Because of cozy! Even building games can be pure stress: we have just commissioned the production of our first ship. But because we need cannons among other things, we have to stamp a corresponding factory out of the ground. We need bricks for that – and we do not have them right now, the production is sluggish. We already have three brickworks, but they work only with half strength, because our island offers space only for a clay pit.
Also, otherwise we have exhausted everything in optimization potential in Anno 1800, in order to defuse the bottleneck: We have replaced the trail by a real street, so that instead of workers with a wheelbarrow now slightly faster horse-drawn carriages are on the way. Despite tight finances, we even built a new warehouse right next to the brickyard to shorten the delivery route. But it does not help: we have to be patient until we can finally celebrate the completion of our first gunboat.
Actually, Anno stands as a series so rather in the reputation of being a kind of Aufbausandkasten for deep-relaxation hobbyists. At least the about 20 hours long campaign depending on the game in the newest part Anno 1800 we have experienced differently, and that means positive: We are constantly busy, get every few moments new building options unlocked, have the balance of the classes – more on that later – keep in mind, as do our computerized counterparties.
And if the program thinks that we are underemployed, there are more and sometimes less humorous jobs of our population: We recognize this by a star on the map, after which we are asked to click, in the streets free-roaming wild animals with the mouse to capture, or take a photo of a tavern – as I said, there is always a lot to do. The main plot revolves around a quarrel with a relative, it's only told through animated, talking faces and some camera shots. It's okay, but retains the somewhat boring charm of a tutor for a long time.

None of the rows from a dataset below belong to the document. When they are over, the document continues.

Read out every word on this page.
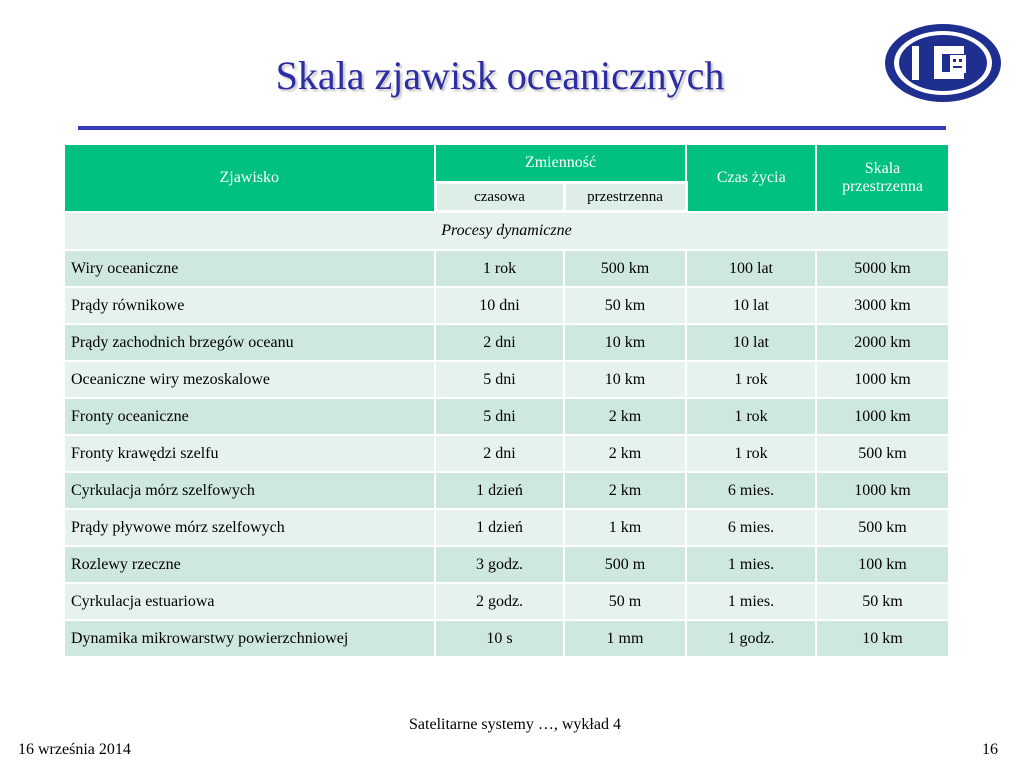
Skala zjawisk oceanicznych
Zjawisko	Zmienność		Czas życia	Skala przestrzenna
	czasowa	przestrzenna		
Procesy dynamiczne				
Wiry oceaniczne	1 rok	500 km	100 lat	5000 km
Prądy równikowe	10 dni	50 km	10 lat	3000 km
Prądy zachodnich brzegów oceanu	2 dni	10 km	10 lat	2000 km
Oceaniczne wiry mezoskalowe	5 dni	10 km	1 rok	1000 km
Fronty oceaniczne	5 dni	2 km	1 rok	1000 km
Fronty krawędzi szelfu	2 dni	2 km	1 rok	500 km
Cyrkulacja mórz szelfowych	1 dzień	2 km	6 mies.	1000 km
Prądy pływowe mórz szelfowych	1 dzień	1 km	6 mies.	500 km
Rozlewy rzeczne	3 godz.	500 m	1 mies.	100 km
Cyrkulacja estuariowa	2 godz.	50 m	1 mies.	50 km
Dynamika mikrowarstwy powierzchniowej	10 s	1 mm	1 godz.	10 km
Satelitarne systemy …, wykład 4
16 września 2014	16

Anno 1800 plays – despite the name – approximately from the mid-19th century in a discreetly colored British island scenario. That was an exciting time, with the industrial revolution and class struggles among others. Both can be found as an innovation over the predecessors in the construction game of Ubisoft Blue Byte. The strikes, however, are a not-so-revolutionary innovation – we can usually calm the rebellious citizens with less workload or better care. If in doubt, even 1800 like every Anno decides rather for cuddly mood than for class struggle.
Bread and other goods are produced in the typical business chains with several production companies. (Image: Ubisoft / Screenshot: Golem.de)
The classes are nevertheless enormously important and according to our impression in the long run by far the biggest change in Anno. In the beginning we only have farmers, but then quite quickly we get workers and then even craftsmen, engineers and (just!) Investors as the crown of creation. The special and challenging thing is that we need all five classes.
So we can not just transform all the farmers into workers – in the hope that they will be better. If they are not, they only specialize in other and more complex goods. For basic supplies such as liquor and clothing, we still need farmers, so we have to be careful about the right balance of classes.
For example, we create a worker by upgrading a fully occupied farmhouse. Although we get the next higher class, but lose the low of the two and have to put corresponding new farmhouses in the landscape. This constant change between high school and new construction is enormously important in Anno 1800.